3. Looking Into the Corner Cases
In the previous section, we’ve learned a Linux path string can end with a slash. Now, let’s see if there are other possible patterns of a path string.
First, in Linux, the root directory is the parent of all other files and directories. So, the root directory “*/*” is a valid path string.
Additionally, most Linux filesystems allow spaces to be filenames or directory names. Therefore, it’s also a valid path string if a file or a directory is named by ” “.
Now, let’s summarize all the possible patterns of a Linux path string (input) and our expected result (output):
Input
Expected Output
“/tmp/dir/target”
“target”
“/tmp/dir/target/”
“target”
“/”
“/”
“/tmp/dir/ “
” “
“/tmp/dir/ /”
” “
If we like, we can still extend the awk one-liner to cover all the cases. Similarly, a Bash function can do the job as well.
Here, we show an awk one-liner as an example:
$ awk -F'/' '$0==FS{ print $0; next }{ a = length($NF) ? $NF : $(NF-1); print a }' <<< "/tmp/dir/target"
target
$ awk -F'/' '$0==FS{ print $0; next }{ a = length($NF) ? $NF : $(NF-1); print a }' <<< "/tmp/dir/target/"
target
$ awk -F'/' '$0==FS{ print $0; next }{ a = length($NF) ? $NF : $(NF-1); print a }' <<< "/"
/
$ echo "^$( awk -F'/' '$0==FS{ print $0; next }{ a = length($NF) ? $NF : $(NF-1); print a }' <<< "/tmp/dir/ " )\$"
^ $
$ echo "^$( awk -F'/' '$0==FS{ print $0; next }{ a = length($NF) ? $NF : $(NF-1); print a }' <<< "/tmp/dir/ /" )\$"
^ $
Note that in the last two examples, we print the result between “^” and “*$*” so that we can more easily see that the expected result (four spaces) has been extracted.

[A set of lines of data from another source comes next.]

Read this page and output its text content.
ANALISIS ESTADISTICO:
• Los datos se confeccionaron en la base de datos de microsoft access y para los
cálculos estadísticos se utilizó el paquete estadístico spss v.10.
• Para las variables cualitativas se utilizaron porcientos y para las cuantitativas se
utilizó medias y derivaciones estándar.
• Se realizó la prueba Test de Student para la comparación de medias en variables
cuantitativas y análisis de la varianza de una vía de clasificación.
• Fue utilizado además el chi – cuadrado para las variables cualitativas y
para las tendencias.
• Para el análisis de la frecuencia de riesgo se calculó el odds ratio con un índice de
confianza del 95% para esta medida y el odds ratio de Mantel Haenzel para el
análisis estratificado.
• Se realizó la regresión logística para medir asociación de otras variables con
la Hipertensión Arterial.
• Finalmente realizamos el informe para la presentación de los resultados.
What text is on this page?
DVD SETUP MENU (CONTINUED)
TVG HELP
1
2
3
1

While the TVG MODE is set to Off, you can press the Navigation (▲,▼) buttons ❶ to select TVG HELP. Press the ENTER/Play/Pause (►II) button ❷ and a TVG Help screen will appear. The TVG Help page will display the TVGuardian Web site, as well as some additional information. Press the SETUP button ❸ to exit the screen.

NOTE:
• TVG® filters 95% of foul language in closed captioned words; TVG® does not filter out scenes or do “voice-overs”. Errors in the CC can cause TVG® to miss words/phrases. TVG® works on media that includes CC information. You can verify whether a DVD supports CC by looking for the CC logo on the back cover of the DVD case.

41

As we can see, the awk one-liner works for all the cases. But if we compare it to the first version (awk -F’/’ ‘{print $NF}’ ), it’s pretty complex now.
Actually, the Coreutils package has provided a convenient command to solve our problem.
4. Using the basename Command
As the name implies, the basename command can strip the parent directories of a given path string.
Further, it’s pretty stable and covers all the corner cases. Next, let’s do a test with different inputs:
$ basename "/tmp/dir/target"
target
$ basename "/tmp/dir/target/"
target
$ basename "/"
/
$ echo "^$(basename '/tmp/dir/ ')\$"
^ $
$ echo "^$(basename '/tmp/dir/ /')\$"
^ $
As the output above shows, the basename command is a straightforward solution to the problem.
It’s worth mentioning that the basename command has a brother, dirname, which does the opposite — strip the last component from the given path string:
$ dirname "/tmp/dir/target"
/tmp/dir
When we need to handle path strings, we can first consider if basename and/or dirname can solve the problem. Usually, solutions with these two commands are stable and easier to understand.
awk is a powerful utility, and it can certainly solve the problem. However, we have to think if our awk implementation has covered all the corner cases. Otherwise, our solution may lead to an unexpected result — particularly, if it’s a part of a script.
5. Conclusion
In this article, we’ve looked into the problem: extract the last component from a given path string.
The simple problem has several corner cases. We’ve seen an awk one-liner solution covering all those corner cases.
Also, we’ve addressed a more straightforward solution: using the basename command.